同じ学校なのに、模試によって偏差値が違う!?
――同じ学校なのに模試によって偏差値の数値が変わるのはどうしてですか。
学習を評価する基準には基準準拠評価(絶対評価)と集団準拠評価(相対評価)があります。例えば、英検2級のような学習評価は、どこで誰が受けても英検2級です。ところが偏差値は相対的なものなので、受ける集団が違うと偏差値も変わってくるのです。
難関校を目指す子が多い塾の模擬試験(模試)は、受験者全体の学力が高いため平均点が高くなります。そのため、ほかの塾の模試よりも偏差値が低く出ることが多いのです。

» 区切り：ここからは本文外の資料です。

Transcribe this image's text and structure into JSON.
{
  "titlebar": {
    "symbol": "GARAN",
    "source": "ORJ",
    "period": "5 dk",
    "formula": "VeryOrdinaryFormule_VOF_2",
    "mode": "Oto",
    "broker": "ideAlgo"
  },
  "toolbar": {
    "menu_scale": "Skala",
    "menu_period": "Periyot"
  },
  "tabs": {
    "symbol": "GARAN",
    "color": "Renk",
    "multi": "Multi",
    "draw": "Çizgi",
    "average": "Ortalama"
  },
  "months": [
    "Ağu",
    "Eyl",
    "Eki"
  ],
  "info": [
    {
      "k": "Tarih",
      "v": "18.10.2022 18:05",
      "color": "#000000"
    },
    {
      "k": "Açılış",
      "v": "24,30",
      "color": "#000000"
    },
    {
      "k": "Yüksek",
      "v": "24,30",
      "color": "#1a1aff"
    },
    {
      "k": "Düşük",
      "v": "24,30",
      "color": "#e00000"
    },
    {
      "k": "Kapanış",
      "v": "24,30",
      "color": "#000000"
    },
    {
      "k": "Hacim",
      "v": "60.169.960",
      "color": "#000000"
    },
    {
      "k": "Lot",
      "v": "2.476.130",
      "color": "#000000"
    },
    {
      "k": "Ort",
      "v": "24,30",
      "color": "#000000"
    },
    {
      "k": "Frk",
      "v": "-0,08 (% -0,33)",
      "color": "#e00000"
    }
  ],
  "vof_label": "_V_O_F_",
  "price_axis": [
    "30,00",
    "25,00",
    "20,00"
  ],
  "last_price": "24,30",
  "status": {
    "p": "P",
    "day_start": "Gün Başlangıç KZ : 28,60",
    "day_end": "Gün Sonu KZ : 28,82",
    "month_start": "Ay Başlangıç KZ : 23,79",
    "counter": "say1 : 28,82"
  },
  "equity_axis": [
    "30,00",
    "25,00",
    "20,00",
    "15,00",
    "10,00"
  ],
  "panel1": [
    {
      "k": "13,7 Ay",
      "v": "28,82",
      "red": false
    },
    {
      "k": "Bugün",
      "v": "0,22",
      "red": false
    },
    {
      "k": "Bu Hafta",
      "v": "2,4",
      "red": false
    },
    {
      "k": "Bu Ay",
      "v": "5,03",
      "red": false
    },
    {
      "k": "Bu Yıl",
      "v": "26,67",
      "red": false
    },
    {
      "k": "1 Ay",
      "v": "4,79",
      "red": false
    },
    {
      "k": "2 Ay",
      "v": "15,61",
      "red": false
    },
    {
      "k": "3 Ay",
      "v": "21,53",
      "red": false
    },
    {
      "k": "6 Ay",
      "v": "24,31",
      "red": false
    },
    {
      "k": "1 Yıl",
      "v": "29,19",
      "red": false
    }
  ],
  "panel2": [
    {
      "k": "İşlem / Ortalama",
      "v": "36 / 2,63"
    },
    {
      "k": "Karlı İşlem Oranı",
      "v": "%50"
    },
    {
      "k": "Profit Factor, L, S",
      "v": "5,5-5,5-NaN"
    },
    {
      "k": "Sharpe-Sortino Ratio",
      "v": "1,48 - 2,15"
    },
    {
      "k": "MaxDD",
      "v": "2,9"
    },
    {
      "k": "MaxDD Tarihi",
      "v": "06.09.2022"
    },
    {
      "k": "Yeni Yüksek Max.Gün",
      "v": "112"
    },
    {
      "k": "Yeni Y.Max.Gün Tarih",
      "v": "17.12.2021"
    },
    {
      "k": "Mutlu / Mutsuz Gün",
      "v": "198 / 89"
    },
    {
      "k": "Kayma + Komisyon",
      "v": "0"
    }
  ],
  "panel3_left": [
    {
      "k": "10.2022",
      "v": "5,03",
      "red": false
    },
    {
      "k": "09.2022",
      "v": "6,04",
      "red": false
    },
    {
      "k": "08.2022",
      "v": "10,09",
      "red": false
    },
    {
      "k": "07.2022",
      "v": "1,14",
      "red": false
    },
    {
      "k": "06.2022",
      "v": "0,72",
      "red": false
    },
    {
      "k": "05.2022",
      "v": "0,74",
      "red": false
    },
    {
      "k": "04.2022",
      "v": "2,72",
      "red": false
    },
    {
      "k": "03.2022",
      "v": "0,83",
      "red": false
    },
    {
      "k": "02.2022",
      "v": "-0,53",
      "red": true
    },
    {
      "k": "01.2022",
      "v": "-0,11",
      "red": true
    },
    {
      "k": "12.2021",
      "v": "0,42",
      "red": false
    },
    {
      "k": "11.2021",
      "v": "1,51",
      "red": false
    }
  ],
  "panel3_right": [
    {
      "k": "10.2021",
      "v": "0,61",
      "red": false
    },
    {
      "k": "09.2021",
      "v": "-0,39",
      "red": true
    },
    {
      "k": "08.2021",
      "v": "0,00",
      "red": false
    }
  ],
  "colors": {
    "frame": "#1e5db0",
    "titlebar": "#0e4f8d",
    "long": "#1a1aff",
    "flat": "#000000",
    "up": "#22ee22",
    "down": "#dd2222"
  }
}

逆に中学受験をするかどうか決めかねているような受験者も含む模試では、全体の平均点も下がるため、偏差値が高く出ることがあります。
偏差値は主に模試を行う会社や塾が出しています。例えば関東ではSAPIX、四谷大塚、日能研、首都圏模試による偏差値が有名です。一例として、2月1日受験の80%合格率のデータから、主要な学校の偏差値を見てみましょう(※学校は編集部抜粋)。
同じ学校でも模試の種類によって、偏差値が違うことがわかります。例えば法政の偏差値を見ても、SAPIXでは45、四谷大塚(男子)では55、日能研では56、首都圏模試では67となっています。同じ学校の偏差値でもSAPIXと首都圏模試では22も違います。
――各塾などの偏差値表は、どうやって使い分けたらいいですか。
SAPIXは難関校を目指す受験生が多いため、偏差値が低くなりがちです。四谷大塚と日能研とはほぼ同じくらいの数値になっています。首都圏模試は、大手塾ではない中小塾に通っている受験者も多く、受験者層の幅も広く、試験の難易度もやや易しくなっています。